[EM] Median-based Proportional Representation

Toby Pereira tdp201b at yahoo.co.uk
Fri Jul 8 16:19:30 PDT 2011


While discussing median-based range voting - 
http://rangevoting.org/MedianVrange.html, Warren Smith says "Average-based range 
voting generalizes to a multiwinner proportional representation voting system 
called reweighted range voting. (See papers 78 and 91 here.) But there currently 
is no known way to generalize median-based range voting to do that."

So I was thinking about how you might get a median-based PR system, using range 
voting, or some other score system, such as Borda Count. I don't think there is 
necessarily a "perfect" method but I did come up with something (possibly 
ridiculous). You find a way to convert the scores of the candidates so that a 
candidate's median score becomes their mean score. For example, if a candidate's 
mean was 5 (out of 10) and their median was 7, their scores would undergo some 
sort of transformation so that their mean score became 7. Likewise if someone 
had a mean of 7 and a median of 5, their scores would undergo a transformation 
to reduce the mean to 5.

One way to do this is as follows: Convert the range so that it becomes 0 to 1 
(so in a 0-10 case, just divide all scores by 10). Then for each candidate you 
convert their score s to s^n where n is the number for that particular candidate 
that will make the original median score the mean of the transformed scores. For 
n over 1 the score will be reduced and for n under 1, the score will increase. 
So each candidate has their own value of n.

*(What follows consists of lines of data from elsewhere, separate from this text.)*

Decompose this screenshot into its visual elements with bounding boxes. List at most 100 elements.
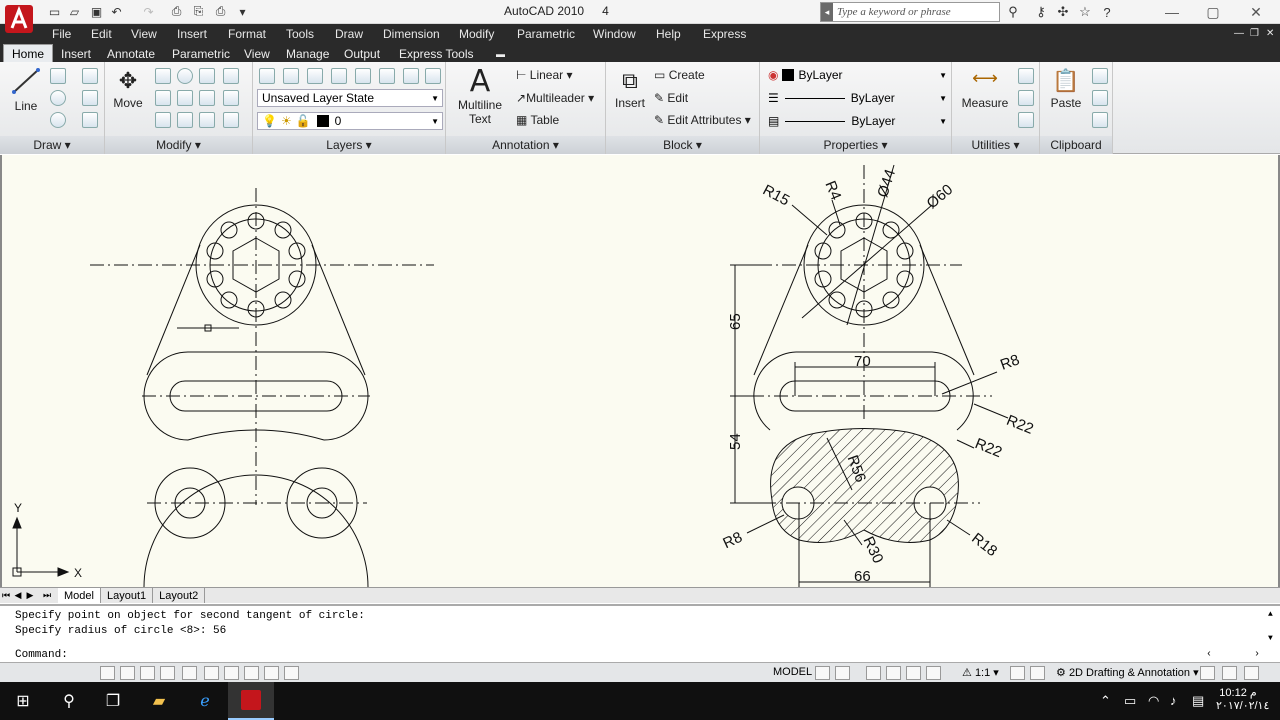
layer-dropdown[interactable]: 💡 ☀ 🔓 0 ▼ [257,112,443,130]
help-icon[interactable]: ? [1098,3,1116,21]
qa-dropdown-icon[interactable]: ▾ [234,3,251,20]
maximize-icon[interactable]: ▢ [1193,2,1233,22]
layer-properties-icon[interactable] [259,68,275,84]
layer-match-icon[interactable] [307,68,323,84]
otrack-icon[interactable] [204,666,219,680]
create-block-button[interactable]: ▭ Create [654,68,705,82]
erase-icon[interactable] [155,112,171,128]
menu-edit[interactable]: Edit [91,27,112,41]
command-window[interactable]: Specify point on object for second tange… [0,604,1280,662]
menu-modify[interactable]: Modify [459,27,494,41]
windows-start-icon[interactable]: ⊞ [0,682,46,720]
copy-clip-icon[interactable] [1092,90,1108,106]
application-menu-button[interactable] [2,2,36,36]
qp-icon[interactable] [284,666,299,680]
viewports-icon[interactable] [835,666,850,680]
tab-insert[interactable]: Insert [53,44,99,63]
snap-icon[interactable] [100,666,115,680]
plot-icon[interactable]: ⎘ [190,3,207,20]
layout-icon[interactable] [815,666,830,680]
layer-state-icon[interactable] [283,68,299,84]
insert-block-button[interactable]: ⧉ Insert [612,68,648,110]
trim-icon[interactable] [199,68,215,84]
show-hidden-icons-icon[interactable]: ⌃ [1100,693,1111,709]
linear-button[interactable]: ⊢ Linear ▾ [516,68,573,82]
workspace-switch[interactable]: ⚙ 2D Drafting & Annotation ▾ [1056,666,1199,679]
layer-isolate-icon[interactable] [355,68,371,84]
clock[interactable]: 10:12 م ٢٠١٧/٠٢/١٤ [1216,686,1269,712]
tab-parametric[interactable]: Parametric [164,44,238,63]
lineweight-dropdown[interactable]: ▤ ByLayer ▼ [764,112,950,130]
open-icon[interactable]: ▱ [66,3,83,20]
drawing-svg[interactable]: Y X R15 R4 Ø44 Ø60 65 70 R8 R22 R22 54 R… [2,155,1278,588]
tab-layout2[interactable]: Layout2 [153,588,206,603]
tab-annotate[interactable]: Annotate [99,44,163,63]
clean-screen-icon[interactable] [1244,666,1259,680]
ellipse-icon[interactable] [50,112,66,128]
layer-previous-icon[interactable] [331,68,347,84]
move-button[interactable]: ✥ Move [110,68,146,110]
arc-icon[interactable] [82,68,98,84]
close-icon[interactable]: ✕ [1236,2,1276,22]
color-dropdown[interactable]: ◉ ByLayer ▼ [764,66,950,84]
print-icon[interactable]: ⎙ [168,3,185,20]
scroll-down-icon[interactable]: ▼ [1268,634,1273,643]
block-panel-title[interactable]: Block ▾ [606,136,759,154]
array-icon[interactable] [223,68,239,84]
layer-off-icon[interactable] [425,68,441,84]
scale-icon[interactable] [177,90,193,106]
mirror-icon[interactable] [199,90,215,106]
menu-dimension[interactable]: Dimension [383,27,440,41]
menu-window[interactable]: Window [593,27,636,41]
new-icon[interactable]: ▭ [46,3,63,20]
draw-panel-title[interactable]: Draw ▾ [0,136,104,154]
minimize-icon[interactable]: — [1152,2,1192,22]
paste-button[interactable]: 📋 Paste [1044,68,1088,110]
modify-panel-title[interactable]: Modify ▾ [105,136,252,154]
osnap-icon[interactable] [182,666,197,680]
doc-minimize-icon[interactable]: — [1234,28,1244,39]
file-explorer-icon[interactable]: ▰ [136,682,182,720]
select-all-icon[interactable] [1018,90,1034,106]
layer-unisolate-icon[interactable] [379,68,395,84]
drawing-canvas[interactable]: Y X R15 R4 Ø44 Ø60 65 70 R8 R22 R22 54 R… [0,155,1280,588]
table-button[interactable]: ▦ Table [516,113,559,127]
match-properties-icon[interactable] [1092,112,1108,128]
task-view-icon[interactable]: ❐ [90,682,136,720]
tab-layout1[interactable]: Layout1 [101,588,154,603]
layer-state-dropdown[interactable]: Unsaved Layer State ▼ [257,89,443,107]
battery-icon[interactable]: ▭ [1124,693,1136,709]
autoscale-icon[interactable] [1030,666,1045,680]
tools-icon[interactable]: ✣ [1054,3,1072,21]
line-button[interactable]: Line [8,66,44,113]
menu-tools[interactable]: Tools [286,27,314,41]
polar-icon[interactable] [160,666,175,680]
edit-block-button[interactable]: ✎ Edit [654,91,688,105]
tab-model[interactable]: Model [58,588,101,603]
menu-insert[interactable]: Insert [177,27,207,41]
next-tab-icon[interactable]: ▶ [24,590,36,601]
notifications-icon[interactable]: ▤ [1192,693,1204,709]
polyline-icon[interactable] [50,68,66,84]
search-arrow-icon[interactable]: ◂ [821,3,833,21]
binoculars-icon[interactable]: ⚲ [1004,3,1022,21]
first-tab-icon[interactable]: ⏮ [0,590,12,601]
menu-file[interactable]: File [52,27,71,41]
tab-express-tools[interactable]: Express Tools [391,44,481,63]
scroll-up-icon[interactable]: ▲ [1268,610,1273,619]
tab-view[interactable]: View [236,44,278,63]
measure-button[interactable]: ⟷ Measure [958,68,1012,110]
edge-icon[interactable]: ℯ [182,682,228,720]
layers-panel-title[interactable]: Layers ▾ [253,136,445,154]
menu-view[interactable]: View [131,27,157,41]
steering-wheel-icon[interactable] [906,666,921,680]
menu-parametric[interactable]: Parametric [517,27,575,41]
hatch-icon[interactable] [82,112,98,128]
fillet-icon[interactable] [223,90,239,106]
scroll-right-icon[interactable]: › [1254,649,1260,660]
properties-panel-title[interactable]: Properties ▾ [760,136,951,154]
publish-icon[interactable]: ⎙ [212,3,229,20]
copy-icon[interactable] [155,68,171,84]
clipboard-panel-title[interactable]: Clipboard [1040,136,1112,154]
stretch-icon[interactable] [155,90,171,106]
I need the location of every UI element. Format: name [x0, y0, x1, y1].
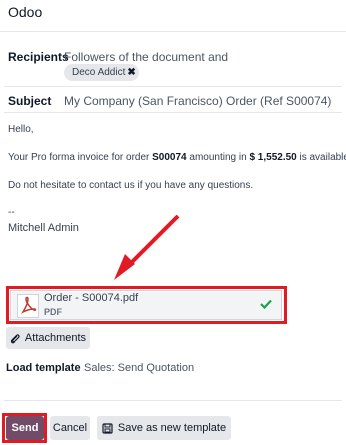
floppy-disk-icon: [102, 422, 113, 434]
template-select[interactable]: Sales: Send Quotation: [84, 362, 194, 374]
send-highlight: [2, 413, 47, 443]
signature-name: Mitchell Admin: [8, 222, 79, 234]
dialog-header: Odoo: [0, 0, 346, 32]
save-template-button-label: Save as new template: [117, 422, 227, 434]
subject-divider: [4, 112, 342, 113]
attachment-highlight: [6, 286, 287, 324]
order-reference: S00074: [152, 152, 187, 163]
message-greeting: Hello,: [8, 124, 34, 135]
message-line-2: Do not hesitate to contact us if you hav…: [8, 180, 254, 191]
order-amount: $ 1,552.50: [249, 152, 297, 163]
cancel-button[interactable]: Cancel: [50, 416, 90, 440]
save-template-button[interactable]: Save as new template: [97, 416, 231, 440]
message-line-1: Your Pro forma invoice for order S00074 …: [8, 152, 346, 163]
signature-separator: --: [8, 207, 15, 218]
subject-field[interactable]: My Company (San Francisco) Order (Ref S0…: [64, 94, 331, 108]
recipients-label: Recipients: [8, 50, 69, 64]
remove-tag-icon[interactable]: ✖: [127, 67, 135, 78]
recipients-value: Followers of the document and: [64, 50, 229, 64]
attachments-button-label: Attachments: [24, 332, 87, 344]
recipient-tag-label: Deco Addict: [72, 67, 126, 78]
subject-label: Subject: [8, 94, 52, 108]
recipient-tag[interactable]: Deco Addict ✖: [64, 64, 139, 81]
attachments-button[interactable]: Attachments: [6, 327, 90, 349]
footer-divider: [4, 400, 342, 401]
cancel-button-label: Cancel: [52, 422, 88, 434]
app-title: Odoo: [8, 4, 43, 20]
load-template-label: Load template: [6, 362, 81, 374]
paperclip-icon: [10, 333, 20, 344]
recipients-divider: [4, 86, 342, 87]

Once all the scores have been converted, you can just do whatever you would have 
done in your non-median-based PR system to find the winning candidates.

Obviously, this is a bit of a fudge because although we are fixing the mean for 
each candidate to what we want, the rest of the scores just end up how they end 
up. There would be different conversion systems that convert median to mean but 
give different values for the other scores.

Just looking at the median and mean here could be seen as a bit arbitrary. As 
well as converting median to mean, we would ideally also want to convert other 
percentiles accordingly. We'd want to convert the 25th percentile score to the 
25th "permeantile"*, or whatever the term is. (Is there a term?) But it would 
actually be impossible to do this properly. With repeated scores (which would 
always happen where there are more voters than possible scores), different 
percentile values will have the same score. For example, if someone's median 
score is 5, it's likely to also be 5 at the 51st percentile. But, as far as I 
understand it, the "permeantile" would not be able to have a flat gradient at 
any point, unless it's flat all the way across. So we couldn't have a "perfect" 
system that worked on this basis. So for simplicity we can just use the system 
as described.

Of course, with range voting, people might vote approval style, so many 
candidates might simply have a median of 0 or 10. In that case the only 
"reasonable" conversion would be to convert all their scores to 0 or 10 
respectively. This problem wouldn't occur to the same degree under Borda Count, 
however.

*I was thinking about how you would calculate permeantiles. In a uniform 
distribution between 0 and 1, the 25th permeantile would be 0.25. If you weight 
the averages of each side 3 to 1 in favour of the smaller side of the 
permeantile (0 to 0.25), and average these, then you get 0.25. (3*0.125 + 
1*0.625) / 4 = 0.25. So for the 10th permeantile, you have (9*0.05 + 1*0.55) / 
10 = 0.1 and so on. I imagine this would work for non-uniform distributions too.